Saturday, 7 February 2015

Unfriending



Went to lunch with my friends yesterday. In the car was dismayed to find my expensive Philip Kinsley comb was severely damaged. Something or someone must have trodden on it.

“Look, it’s got half its teeth missing!”

“Well it’s getting on a bit, just like you!” said Ann- Marie. Huh! Some sympathy.

Over lunch, I moaned, yet again, about my weight while tucking in to a Caesar Salad. Sophie’s party was being discussed. A fancy dress one themed on the letter “P.” 

I was musing whether to come, being the shape I was, as a pumpkin, but I settled on Princess, yes, that was more my style I said, flicking my long blond hair.

“You could come as Miss Piggy!” chortled Ann-Marie.

You can go off people can’t you?

As I beat her about the head viciously with a paper napkin I wondered.

Now if that was said on Facebook, then I could unfriend her at the stroke of a key. But in real life you can’t do that. Real friends are the flesh and blood people sitting next to you, not some ersatz figure spouting one liners in the “Like” space on a computer screen.

Last week I happened to bump into an acquaintance at uni. We sat having tea in the students cafe, surrounded by undergraduates.

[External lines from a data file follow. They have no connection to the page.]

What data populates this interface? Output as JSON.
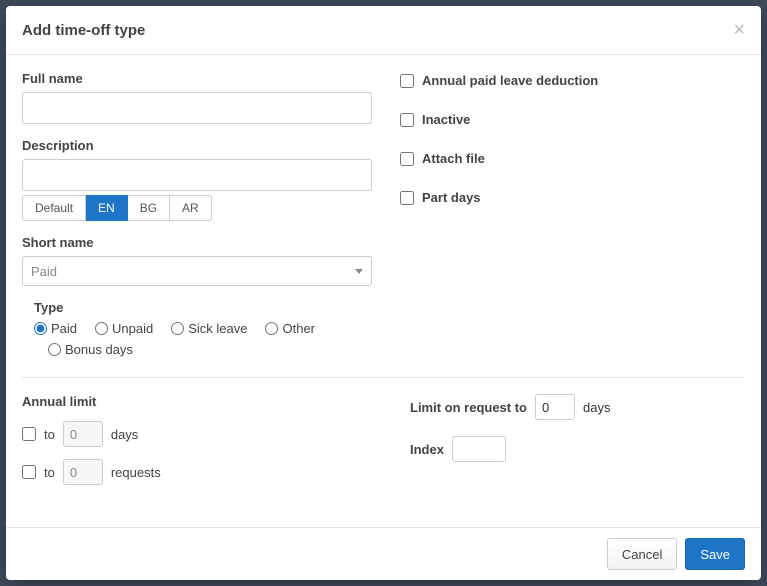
{
  "header": {
    "title": "Add time-off type"
  },
  "form": {
    "full_name": {
      "label": "Full name",
      "value": ""
    },
    "description": {
      "label": "Description",
      "value": ""
    },
    "lang_tabs": {
      "default": "Default",
      "en": "EN",
      "bg": "BG",
      "ar": "AR"
    },
    "short_name": {
      "label": "Short name",
      "selected": "Paid"
    },
    "type": {
      "label": "Type",
      "options": {
        "paid": "Paid",
        "unpaid": "Unpaid",
        "sick": "Sick leave",
        "other": "Other",
        "bonus": "Bonus days"
      }
    }
  },
  "flags": {
    "annual_paid": "Annual paid leave deduction",
    "inactive": "Inactive",
    "attach_file": "Attach file",
    "part_days": "Part days"
  },
  "limits": {
    "annual_limit_label": "Annual limit",
    "to": "to",
    "days": "days",
    "requests": "requests",
    "days_value": "0",
    "requests_value": "0",
    "limit_on_request_label": "Limit on request to",
    "limit_on_request_value": "0",
    "limit_on_request_unit": "days",
    "index_label": "Index",
    "index_value": ""
  },
  "footer": {
    "cancel": "Cancel",
    "save": "Save"
  }
}
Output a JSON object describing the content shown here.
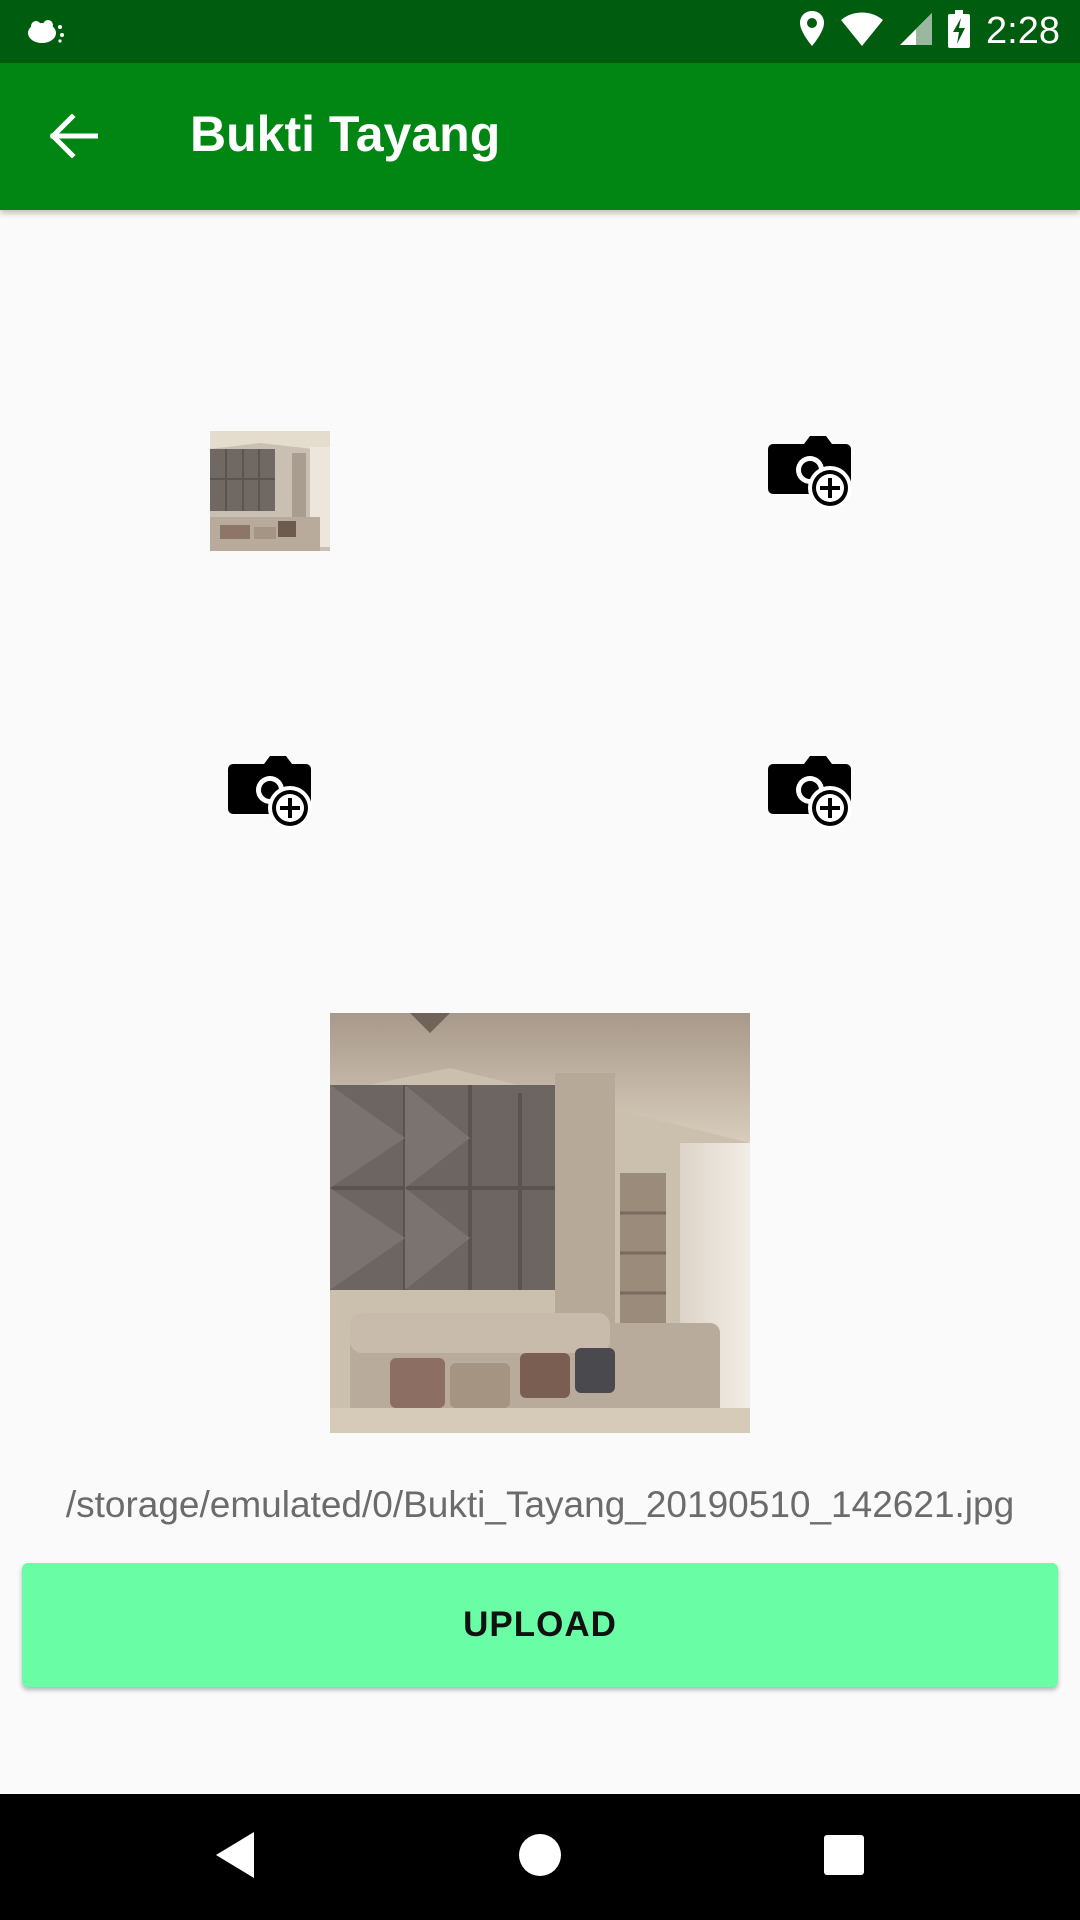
{
  "status_bar": {
    "time": "2:28",
    "icons": [
      "notification-icon",
      "location-icon",
      "wifi-icon",
      "signal-icon",
      "battery-charging-icon"
    ]
  },
  "app_bar": {
    "title": "Bukti Tayang",
    "back_icon": "arrow-back-icon"
  },
  "photo_slots": [
    {
      "state": "filled",
      "icon": "photo-thumbnail"
    },
    {
      "state": "empty",
      "icon": "add-camera-icon"
    },
    {
      "state": "empty",
      "icon": "add-camera-icon"
    },
    {
      "state": "empty",
      "icon": "add-camera-icon"
    }
  ],
  "preview": {
    "icon": "photo-preview"
  },
  "file_path": "/storage/emulated/0/Bukti_Tayang_20190510_142621.jpg",
  "upload_button": {
    "label": "UPLOAD",
    "color": "#69fea5"
  },
  "nav_bar": {
    "icons": [
      "back-triangle-icon",
      "home-circle-icon",
      "recents-square-icon"
    ]
  },
  "colors": {
    "status_bar": "#005c0e",
    "app_bar": "#018613",
    "background": "#fafafa"
  }
}
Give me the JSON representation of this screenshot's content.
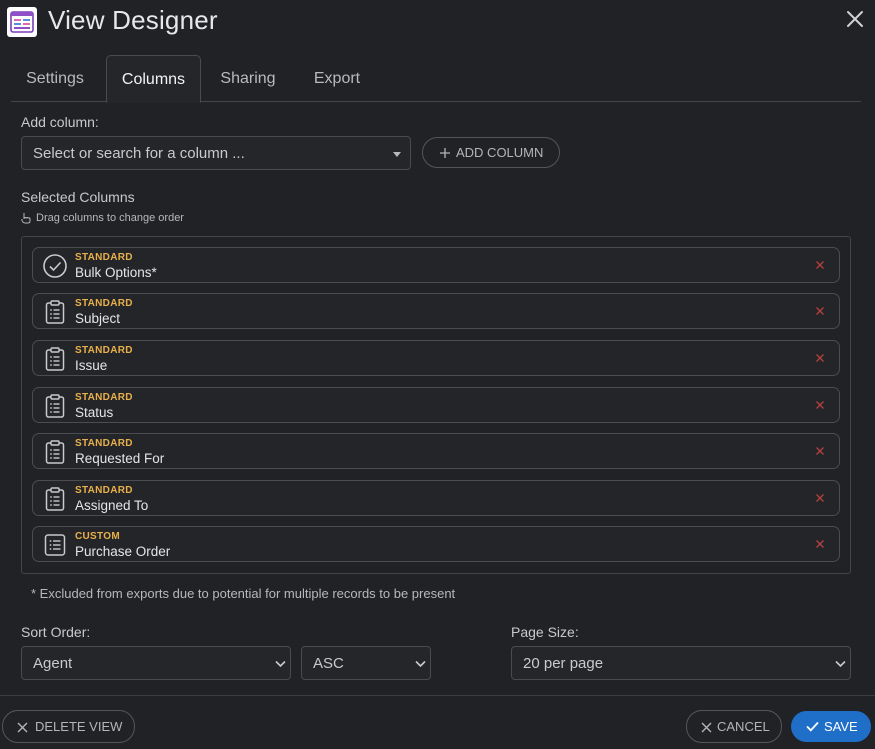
{
  "window": {
    "title": "View Designer",
    "app_icon": "view-designer-icon",
    "close_icon": "close-icon"
  },
  "tabs": [
    {
      "label": "Settings",
      "active": false
    },
    {
      "label": "Columns",
      "active": true
    },
    {
      "label": "Sharing",
      "active": false
    },
    {
      "label": "Export",
      "active": false
    }
  ],
  "add_column": {
    "label": "Add column:",
    "placeholder": "Select or search for a column ...",
    "button_label": "ADD COLUMN",
    "button_icon": "plus-icon"
  },
  "selected_columns": {
    "heading": "Selected Columns",
    "drag_hint": "Drag columns to change order",
    "drag_hint_icon": "hand-pointer-icon",
    "items": [
      {
        "type": "STANDARD",
        "name": "Bulk Options*",
        "icon": "check-circle-icon"
      },
      {
        "type": "STANDARD",
        "name": "Subject",
        "icon": "clipboard-list-icon"
      },
      {
        "type": "STANDARD",
        "name": "Issue",
        "icon": "clipboard-list-icon"
      },
      {
        "type": "STANDARD",
        "name": "Status",
        "icon": "clipboard-list-icon"
      },
      {
        "type": "STANDARD",
        "name": "Requested For",
        "icon": "clipboard-list-icon"
      },
      {
        "type": "STANDARD",
        "name": "Assigned To",
        "icon": "clipboard-list-icon"
      },
      {
        "type": "CUSTOM",
        "name": "Purchase Order",
        "icon": "list-box-icon"
      }
    ]
  },
  "footnote": "* Excluded from exports due to potential for multiple records to be present",
  "sort": {
    "label": "Sort Order:",
    "field_value": "Agent",
    "direction_value": "ASC"
  },
  "page_size": {
    "label": "Page Size:",
    "value": "20 per page"
  },
  "footer": {
    "delete_label": "DELETE VIEW",
    "cancel_label": "CANCEL",
    "save_label": "SAVE"
  },
  "colors": {
    "background": "#212226",
    "accent": "#1f6fc9",
    "type_label": "#e8b04a",
    "remove_icon": "#b5403e"
  }
}
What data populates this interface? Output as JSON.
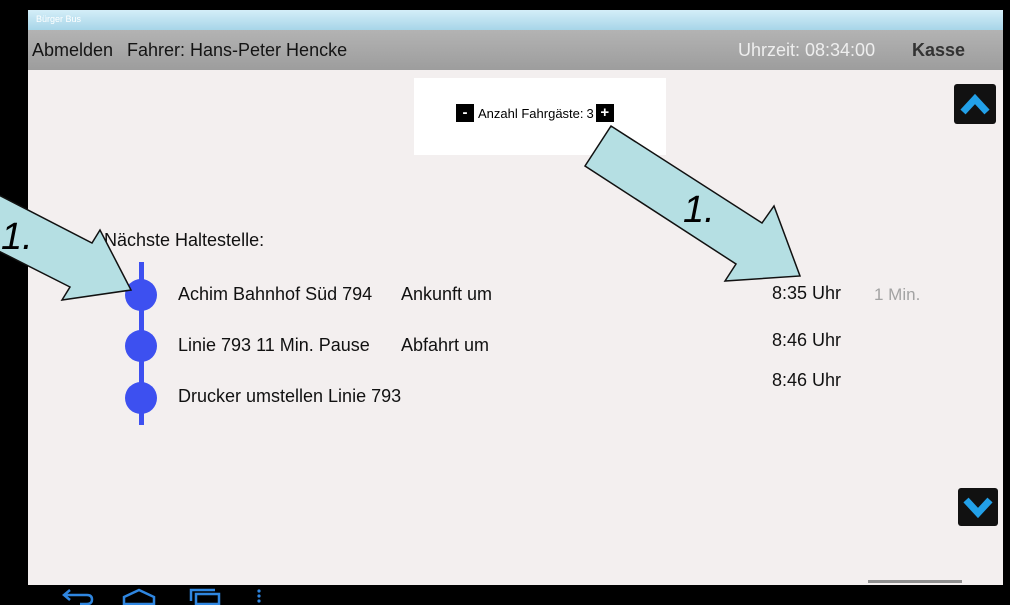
{
  "app": {
    "title": "Bürger Bus"
  },
  "header": {
    "logout_label": "Abmelden",
    "driver_label": "Fahrer: Hans-Peter Hencke",
    "time_label": "Uhrzeit: 08:34:00",
    "cashier_label": "Kasse"
  },
  "passengers": {
    "minus_label": "-",
    "label": "Anzahl Fahrgäste:",
    "count": "3",
    "plus_label": "+"
  },
  "next_stop": {
    "heading": "Nächste Haltestelle:",
    "stops": [
      {
        "name": "Achim Bahnhof Süd 794",
        "action": "Ankunft um",
        "time": "8:35 Uhr",
        "countdown": "1 Min."
      },
      {
        "name": "Linie 793 11 Min. Pause",
        "action": "Abfahrt um",
        "time": "8:46 Uhr"
      },
      {
        "name": "Drucker umstellen Linie 793",
        "time": "8:46 Uhr"
      }
    ]
  },
  "scroll": {
    "up_icon": "chevron-up-icon",
    "down_icon": "chevron-down-icon"
  },
  "annotations": [
    {
      "label": "1."
    },
    {
      "label": "1."
    }
  ],
  "nav_bar": {
    "icons": [
      "back-icon",
      "home-icon",
      "recent-apps-icon",
      "menu-icon"
    ]
  },
  "colors": {
    "header": "#a6a6a6",
    "content_background": "#f3efef",
    "timeline": "#3d50f0",
    "scroll_chevron": "#22a0e8",
    "annotation_fill": "#b5dfe3",
    "nav_icons": "#2f86e0"
  }
}
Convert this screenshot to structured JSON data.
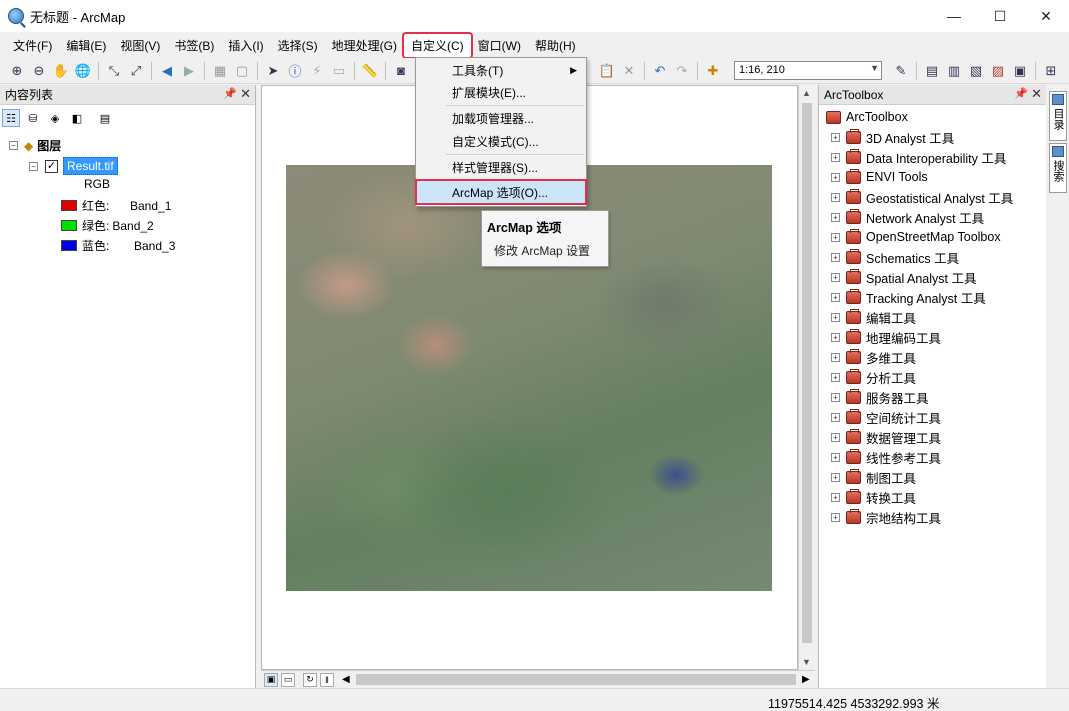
{
  "window": {
    "title": "无标题 - ArcMap",
    "minimize": "—",
    "maximize": "☐",
    "close": "✕"
  },
  "menubar": {
    "items": [
      "文件(F)",
      "编辑(E)",
      "视图(V)",
      "书签(B)",
      "插入(I)",
      "选择(S)",
      "地理处理(G)",
      "自定义(C)",
      "窗口(W)",
      "帮助(H)"
    ],
    "active_index": 7
  },
  "toolbar": {
    "scale": "1:16, 210"
  },
  "toc": {
    "title": "内容列表",
    "layers_label": "图层",
    "layer_name": "Result.tif",
    "rgb_label": "RGB",
    "bands": [
      {
        "label": "红色:",
        "band": "Band_1",
        "color": "#e00000"
      },
      {
        "label": "绿色:",
        "band": "Band_2",
        "color": "#00e000"
      },
      {
        "label": "蓝色:",
        "band": "Band_3",
        "color": "#0000e0"
      }
    ]
  },
  "customize_menu": {
    "items": [
      {
        "label": "工具条(T)",
        "submenu": true
      },
      {
        "label": "扩展模块(E)..."
      },
      {
        "label": "加载项管理器..."
      },
      {
        "label": "自定义模式(C)..."
      },
      {
        "label": "样式管理器(S)..."
      },
      {
        "label": "ArcMap 选项(O)...",
        "highlighted": true
      }
    ]
  },
  "tooltip": {
    "title": "ArcMap 选项",
    "body": "修改 ArcMap 设置"
  },
  "arctoolbox": {
    "panel_title": "ArcToolbox",
    "root": "ArcToolbox",
    "items": [
      "3D Analyst 工具",
      "Data Interoperability 工具",
      "ENVI Tools",
      "Geostatistical Analyst 工具",
      "Network Analyst 工具",
      "OpenStreetMap Toolbox",
      "Schematics 工具",
      "Spatial Analyst 工具",
      "Tracking Analyst 工具",
      "编辑工具",
      "地理编码工具",
      "多维工具",
      "分析工具",
      "服务器工具",
      "空间统计工具",
      "数据管理工具",
      "线性参考工具",
      "制图工具",
      "转换工具",
      "宗地结构工具"
    ]
  },
  "side_tabs": {
    "catalog": "目录",
    "search": "搜索"
  },
  "status": {
    "coordinates": "11975514.425  4533292.993 米"
  }
}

She was telling me about the storyline in her latest chick lit novel which she’d self- published. Well she calls it chick lit, I call it soft porn. There was one part where she was describing some unmentionable foreplay with a lipstick. As the youngsters’ aghast faces turned towards us two middle-aged ladies I really wished she hadn’t mentioned it.

 I wanted to shout-

“We’re not cougars (though I was wearing a leopard skin number at the time) and this is just stuff she’s made up!”

“Shhh” I told her, “Or we’ll get chucked out of here for corrupting the faculty.”

Now that was a case for unfriending, there and then, but I didn’t.